Nati come servizio sostitutivo delle mense aziendali per i lavoratori assumeranno così sempre più la forma di buoni spesa, tramutandosi in una moneta parallela de-fiscalizzata e de-contribuita fino alla soglia di sette euro per i ticket elettronici, come dispose la legge di Stabilità 2016. Si tratta di una decisione che ha avuto una gestazione piuttosto lunga. Due anni di rimpalli, di pareri contraddittori da parte delle associazioni di categoria e delle imprese di largo consumo. Che finisce per disattendere quanto Camera e Senato ad aprile scorso hanno espresso chiaramente nel decreto correttivo al codice degli appalti. I due rami del Parlamento hanno votato a favore di un innalzamento del valore monetario del buono pasto a 21 euro, come avviene in Francia, sconsigliando la cumulabilità dei ticket. Così non è stato.
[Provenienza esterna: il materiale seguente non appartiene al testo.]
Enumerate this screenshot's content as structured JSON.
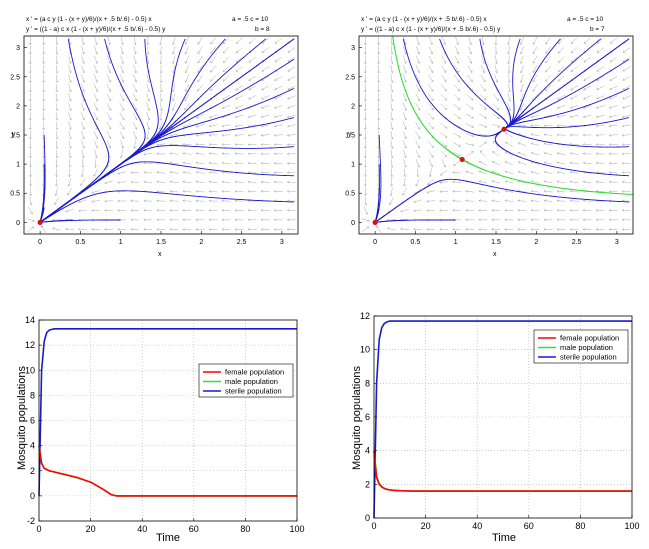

La novità preoccupa molto gli esercenti. Secondo Aldo Cursano, presidente vicario di Fipe-Confcommercio, «si alimenta sempre più il sistema speculativo che affligge la filiera dei buoni pasto. Snaturando il valore facciale del ticket e concedendo un maggiore peso negoziale allo Stato e alle aziende private che bandiscono le gare per le società emettitrici di buoni pasto». Queste ultime — per portare a casa clienti importanti come la pubblica amministrazione (tramite la centrale appaltante Consip) e alcune grosse multinazionali — finiscono spesso per presentare offerte al massimo ribasso scaricando il costo a valle. Sugli esercenti. Secondo Cursano «le gare al ribasso si chiudono con un sconto che oscilla tra il 20 e il 22% e qualcuno alla fine lo deve pagare. Il datore di lavoro fornisce ai propri dipendenti un buono da sei euro circa, l’impiegato va nel bar o in pizzeria e consuma per quell’importo, ma quando l’esercente va a riscuotere quel ticket lo trova decurtato almeno del 10%. Pur di avere clienti e non rimanere fuori dal giro lavora sottocosto e in più deve attendere mesi (in media 4, ndr. ) prima di riscuotere i soldi che ha anticipato».

Paolo De Leonardis, consigliere di una società di Qui Group (uno dei principali attori di mercato con Edenred e Sodexo), esprime apprezzamento per la misura «perché dà una maggiore libertà al consumatore» però invita «ad intensificare i controlli sulla cumulabilità dei buoni per non snaturarne il ruolo».